Decisions: One big trip or one country at a time?

I guess this question doesn’t apply to everyone. The working individual obviously doesn’t have time to take one big 3-6 months trip around Asia. I, for example, probably won’t find the time for it anymore.

So I know this might not be something that is interesting for everyone but when traveling Vietnam and meeting so many people who did one big trip all around Asia it reminded me of my big trip in 2013/2014 and it made me wonder: What way is the better way to travel?

Spoiler: There is no better way. Both ways have their ups and downs. But let’s talk about them.

Like I said, I did one big trip a couple of years back. And I loved it. But I also think that it has its disadvantages.

I remember when I got to the islands in Thailand I wasn’t really in the mood for beaches anymore. I’ve seen so many different ones along my journey – city beaches, lonely beaches, crowded beaches – and they kind of lost their spark. That’s why I added Cambodia on to my itinerary (which I don’t regret a single bit!).


Mango Beach, Thailand

I guess that changes from person to person but I also know that I met a lot of people who said they just couldn’t take any new things in anymore. And isn’t that why you travel? Taking new, beautiful nature in? Exploring new sights every day?

On the other hand, if you only do one country at a time, you might have to rush through it and miss some of the beautiful nature or sights. Especially if you are on a tight schedule, which is the case most of the time. Let’s take Vietnam as an example – I was there for (only) 18 days. And because of the long distances, I couldn’t really stop everywhere I wanted to. If you, on the other hand, had planned one big trip around South East Asia, you might have more time to discover it all.
But then again, when do you ever have ENOUGH time to explore, right?

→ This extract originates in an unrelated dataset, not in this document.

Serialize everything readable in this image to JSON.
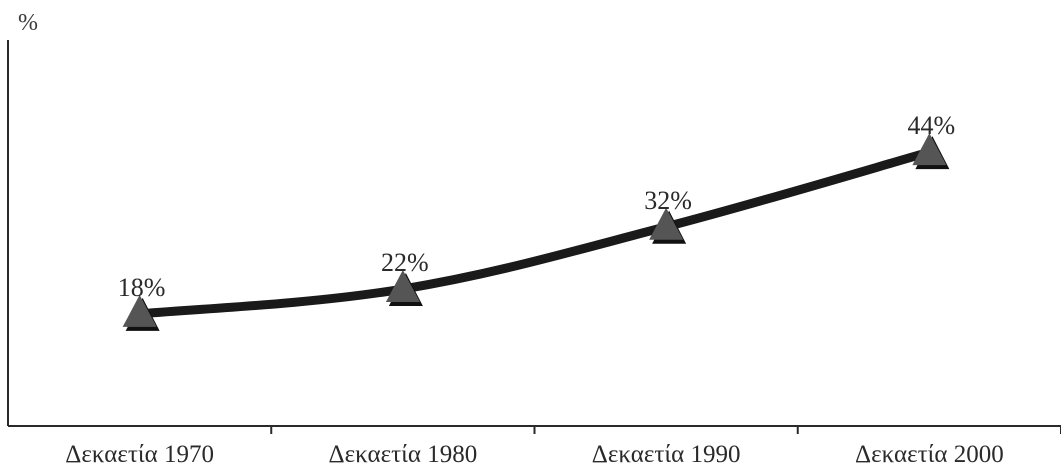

Venice Beach, California, USA

Another disadvantage for one country at a time (and at the same time an advantage for one big trip) is the fact that you meet people on the way that might do a bigger trip (as well). When I was in Vietnam, I met so many people that met up along their travels multiple times because everyone is going along a similar route in Asia. I, on the other hand, only did Vietnam and therefore wasn’t able to meet up with people over in Thailand or Cambodia afterwards. It’s very sad, but I still met great people and even though I didn’t meet them a second (or third) time in Asia, I might still meet them again somewhere else in the world. That’s the beauty of traveling, right?


Cusco, Peru

Packing might be an issue that is very annoying (and therefore a disadvantage) when you do one big trip. I started off in the US and Canada in November (=Winter) and ended up in Asia in March (=Summer). Therefore, I had to pack stuff for every weather-y occasion. Into one backpack. Well, I kind of cheated and met my parents half way through, so they could take all my winter clothes back home and bring me a bit more summer stuff. But still, the first 2 months, when I was traveling from the US to Canada to Peru to Sydney, so through a few different seasons, I had to do it all with one backpack. You learn to live with only a few things, I guess.

Coming home… This is a topic where I wouldn’t even know if any of the two types of trips have an advantage. Coming home is always hard.
Coming home after one big trip brings the challenge of accepting that everyone went on with their lives and everyone might have stories to tell, not only you. Sometimes travelers forget that (me included). In the end nothing has really changed, no matter what.
But coming home after visiting one country only, you feel like you missed out on things. You feel like you are not done traveling. And you need to bridge the time until you are back on the road again, even if it’s only for a little while.


Nusa Lembongan, Bali, Indonesia

Well, in the end I guess it doesn’t really matter which of the two types you choose. Or have to choose. Because the only thing that matters is seeing the world, no matter if it’s one tiny step after the other or in a race around it. Appreciate that you have the sources and the freedom to travel and make the best out of it. Even if it’s only with a weekend trip a year. It’s worth it!